Don’t take out word for it. Here’s a post from Telltale’s own forum:
"Downloaded episode one of Wolf last night for PS3 and had a lot of performance issues. Particularly with the audio being out of sync and dropping the end of lines when I make a decision on what I'd like Bigby to say and lines doing a 'Max Headroom' stuttering sort of repeat of itself.
"Failed a QTE in the first fight when the thing just bogged down/froze (without locking up entirely). Getting stuttering/buffering/loading in areas where you're just moving about the room looking at stuff."
Or this, from an Xbox 360 player on Reddit:
"I want to enjoy The Walking Dead and the Wolf Among Us. I am really drawn into the story. But the games are almost unplayable on my Xbox."
"Example: Playing Wolf Among Us last night, going back through to get one last achievement.
"At every point in the game where the action picks up and you have quickly press the right button, the game freezes/lags/framerate drops to 0 and I miss the cue and have to restart.
"So it becomes less about playing, and more about trial and error in trying to memorize where to move the cursor. I had similar problems with the Walking Dead."

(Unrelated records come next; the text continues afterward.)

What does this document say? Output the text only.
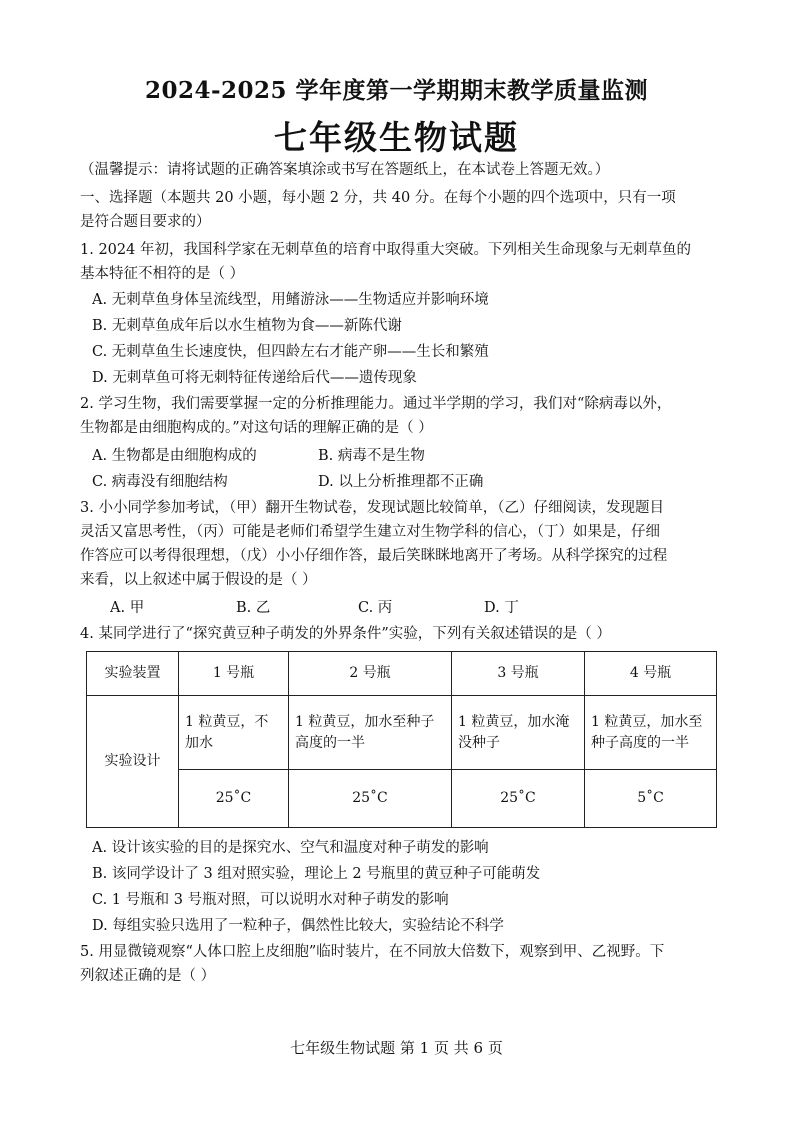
2024-2025 学年度第一学期期末教学质量监测
七年级生物试题
（温馨提示：请将试题的正确答案填涂或书写在答题纸上，在本试卷上答题无效。）
一、选择题（本题共 20 小题，每小题 2 分，共 40 分。在每个小题的四个选项中，只有一项
是符合题目要求的）
1. 2024 年初，我国科学家在无刺草鱼的培育中取得重大突破。下列相关生命现象与无刺草鱼的
基本特征不相符的是（ ）
A. 无刺草鱼身体呈流线型，用鳍游泳——生物适应并影响环境
B. 无刺草鱼成年后以水生植物为食——新陈代谢
C. 无刺草鱼生长速度快，但四龄左右才能产卵——生长和繁殖
D. 无刺草鱼可将无刺特征传递给后代——遗传现象
2. 学习生物，我们需要掌握一定的分析推理能力。通过半学期的学习，我们对“除病毒以外，
生物都是由细胞构成的。”对这句话的理解正确的是（ ）
A. 生物都是由细胞构成的	B. 病毒不是生物
C. 病毒没有细胞结构	D. 以上分析推理都不正确
3. 小小同学参加考试，（甲）翻开生物试卷，发现试题比较简单，（乙）仔细阅读，发现题目
灵活又富思考性，（丙）可能是老师们希望学生建立对生物学科的信心，（丁）如果是，仔细
作答应可以考得很理想，（戊）小小仔细作答，最后笑眯眯地离开了考场。从科学探究的过程
来看，以上叙述中属于假设的是（ ）
A. 甲	B. 乙	C. 丙	D. 丁
4. 某同学进行了“探究黄豆种子萌发的外界条件”实验，下列有关叙述错误的是（ ）
实验装置	1 号瓶	2 号瓶	3 号瓶	4 号瓶
实验设计	1 粒黄豆，不加水	1 粒黄豆，加水至种子高度的一半	1 粒黄豆，加水淹没种子	1 粒黄豆，加水至种子高度的一半
	25˚C	25˚C	25˚C	5˚C
A. 设计该实验的目的是探究水、空气和温度对种子萌发的影响
B. 该同学设计了 3 组对照实验，理论上 2 号瓶里的黄豆种子可能萌发
C. 1 号瓶和 3 号瓶对照，可以说明水对种子萌发的影响
D. 每组实验只选用了一粒种子，偶然性比较大，实验结论不科学
5. 用显微镜观察“人体口腔上皮细胞”临时装片，在不同放大倍数下，观察到甲、乙视野。下
列叙述正确的是（ ）
七年级生物试题 第 1 页 共 6 页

Are Telltale Going To Fix Their Games?
The question that asks itself is that, with four projects underway - and with Telltale games releasing on PC, PS3, Xbox 360, iOS, PS Vita and every other platform under the sun - is Telltale really committed to fixing the technical problems that plague their games, or, are they more committed to churning out as many games as they can, on as many platforms as they can?
With the same technical snafus reemerging again and again in every Telltale release, you could be forgiven for assuming that it’s the latter.
For that reason, it feels like Telltale are neglecting the fans who’ve put them in a position to take on additional projects, almost as if the fact that fans let them off for problems with the first The Walking Dead series means they can get away with it again.
You’d hope that’s not the attitude that Telltale are taking internally, but when you’ve got nothing else to go by but Telltale’s technically deficient games, some will inevitably assume that’s the case.
Patience will only last so long with Telltale and it’s easy to imagine some sort of backlash if the developer continues to fail to fix reoccurring problems with their games.
Yes, it’s great to hear that Telltale will be making more games, because what they’ve done so far has (those pesky technical issues aside) been brilliant.
If the development of more Telltale games come at the expense of definitively addressing chronic issues with Telltale’s engine, though, we might just say, "thanks, but no thanks".